The court explained that the documents lacked two, if not all three, elements of the attorney-client privilege:

  1. The AI Documents were not communications between Heppner and his counsel. The AI tool is neither an attorney nor a “licensed professional who owes fiduciary duties and is subject to discipline”.
  2. The communications memorialized in the AI Documents were not confidential. The AI tool is a third party, and its privacy policy expressly alerts users that both user inputs and outputs are used to train the tool—and that Anthropic reserves the right to share that data, including with government regulators. For those reasons, and unlike a client who prepares notes to share with counsel, Heppner could not have had any “expectation of confidentiality” in his communications with the AI tool.
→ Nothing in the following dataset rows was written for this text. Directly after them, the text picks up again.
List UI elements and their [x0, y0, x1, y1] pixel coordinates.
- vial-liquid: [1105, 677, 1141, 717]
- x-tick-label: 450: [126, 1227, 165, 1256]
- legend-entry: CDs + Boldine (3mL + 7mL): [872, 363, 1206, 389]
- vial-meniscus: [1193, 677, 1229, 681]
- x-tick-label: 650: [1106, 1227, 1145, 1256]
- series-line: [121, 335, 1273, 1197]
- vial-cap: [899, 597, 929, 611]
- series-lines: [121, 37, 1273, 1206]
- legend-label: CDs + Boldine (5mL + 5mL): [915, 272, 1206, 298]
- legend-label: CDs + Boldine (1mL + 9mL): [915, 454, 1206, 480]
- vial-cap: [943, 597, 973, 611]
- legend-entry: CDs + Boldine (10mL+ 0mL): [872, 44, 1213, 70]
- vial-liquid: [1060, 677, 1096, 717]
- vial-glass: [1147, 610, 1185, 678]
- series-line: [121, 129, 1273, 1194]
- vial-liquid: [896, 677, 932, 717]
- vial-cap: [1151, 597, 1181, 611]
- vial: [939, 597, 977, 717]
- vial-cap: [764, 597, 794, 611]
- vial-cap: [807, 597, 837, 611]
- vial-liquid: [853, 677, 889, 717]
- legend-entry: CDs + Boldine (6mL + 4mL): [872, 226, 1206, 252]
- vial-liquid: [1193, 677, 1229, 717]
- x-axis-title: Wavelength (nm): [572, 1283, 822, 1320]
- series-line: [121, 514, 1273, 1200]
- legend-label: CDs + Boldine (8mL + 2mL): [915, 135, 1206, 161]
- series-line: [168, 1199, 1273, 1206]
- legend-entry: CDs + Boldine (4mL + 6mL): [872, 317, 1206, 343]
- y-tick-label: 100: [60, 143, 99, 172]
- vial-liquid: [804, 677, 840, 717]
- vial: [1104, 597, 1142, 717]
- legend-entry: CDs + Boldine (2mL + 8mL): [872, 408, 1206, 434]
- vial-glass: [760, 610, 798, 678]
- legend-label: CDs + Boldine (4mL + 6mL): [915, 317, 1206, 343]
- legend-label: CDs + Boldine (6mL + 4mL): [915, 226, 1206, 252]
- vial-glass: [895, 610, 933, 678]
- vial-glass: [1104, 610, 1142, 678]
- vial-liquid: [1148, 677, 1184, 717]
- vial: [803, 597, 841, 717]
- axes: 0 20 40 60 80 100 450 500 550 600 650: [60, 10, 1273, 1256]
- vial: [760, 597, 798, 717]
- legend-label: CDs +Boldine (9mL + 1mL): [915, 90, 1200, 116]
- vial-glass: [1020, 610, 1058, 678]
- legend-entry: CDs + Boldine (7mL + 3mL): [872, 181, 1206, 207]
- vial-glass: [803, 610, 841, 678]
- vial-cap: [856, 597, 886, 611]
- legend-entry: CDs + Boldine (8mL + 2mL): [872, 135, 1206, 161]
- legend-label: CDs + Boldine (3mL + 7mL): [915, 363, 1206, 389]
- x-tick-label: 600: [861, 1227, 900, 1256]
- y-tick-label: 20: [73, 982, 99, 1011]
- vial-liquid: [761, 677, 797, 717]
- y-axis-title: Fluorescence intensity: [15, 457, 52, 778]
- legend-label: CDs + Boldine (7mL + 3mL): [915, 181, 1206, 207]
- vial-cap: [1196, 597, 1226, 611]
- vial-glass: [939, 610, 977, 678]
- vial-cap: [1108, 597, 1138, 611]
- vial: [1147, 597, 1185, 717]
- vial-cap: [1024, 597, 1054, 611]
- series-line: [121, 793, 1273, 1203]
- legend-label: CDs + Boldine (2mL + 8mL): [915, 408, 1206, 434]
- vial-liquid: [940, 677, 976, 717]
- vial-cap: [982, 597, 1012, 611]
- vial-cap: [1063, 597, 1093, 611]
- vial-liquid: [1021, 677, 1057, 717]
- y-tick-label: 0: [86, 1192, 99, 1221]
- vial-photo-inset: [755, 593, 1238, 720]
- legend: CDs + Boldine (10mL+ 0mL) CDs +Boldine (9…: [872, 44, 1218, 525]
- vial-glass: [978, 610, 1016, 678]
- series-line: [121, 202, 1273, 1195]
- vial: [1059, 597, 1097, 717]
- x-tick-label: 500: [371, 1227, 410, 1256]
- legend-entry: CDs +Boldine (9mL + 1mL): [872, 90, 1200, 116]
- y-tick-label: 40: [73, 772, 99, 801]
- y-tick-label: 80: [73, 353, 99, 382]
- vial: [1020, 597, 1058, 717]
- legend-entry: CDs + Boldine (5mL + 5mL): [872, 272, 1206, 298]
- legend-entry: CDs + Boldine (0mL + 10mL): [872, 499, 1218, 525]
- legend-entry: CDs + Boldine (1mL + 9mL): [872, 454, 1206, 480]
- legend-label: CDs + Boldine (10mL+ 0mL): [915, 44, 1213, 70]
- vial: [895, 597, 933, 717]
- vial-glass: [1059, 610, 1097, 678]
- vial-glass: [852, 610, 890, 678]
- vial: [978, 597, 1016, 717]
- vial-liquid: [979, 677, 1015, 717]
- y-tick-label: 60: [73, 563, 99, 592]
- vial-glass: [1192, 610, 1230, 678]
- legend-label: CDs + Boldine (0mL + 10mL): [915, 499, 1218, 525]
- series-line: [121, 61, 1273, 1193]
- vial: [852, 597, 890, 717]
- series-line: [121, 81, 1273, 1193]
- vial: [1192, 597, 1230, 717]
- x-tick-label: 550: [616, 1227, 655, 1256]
  3. Heppner did not communicate with the AI tool to obtain legal advice. Acknowledging this was a “closer call” because Heppner communicated with it for the express purpose of speaking with counsel, the court found it important that his lawyers did not direct him to communicate with the AI tool. Further, the tool tells users that it cannot provide legal advice. While Heppner ultimately shared the AI Documents with his counsel, that act did not convert the non-privileged communications to privileged ones.
Work product doctrine

Although the work product doctrine protects certain materials prepared in anticipation of litigation by non-lawyers, the court explained the AI Documents did not qualify because they were not prepared by or at the request of Heppner’s counsel and did not reflect his lawyers’ strategy at the time they were created. The court reiterated that the work product doctrine exists to protect from disclosure attorneys’ mental processes. But because the AI Documents were not prepared at counsel’s request and did not disclose counsel’s strategy, they were not protected.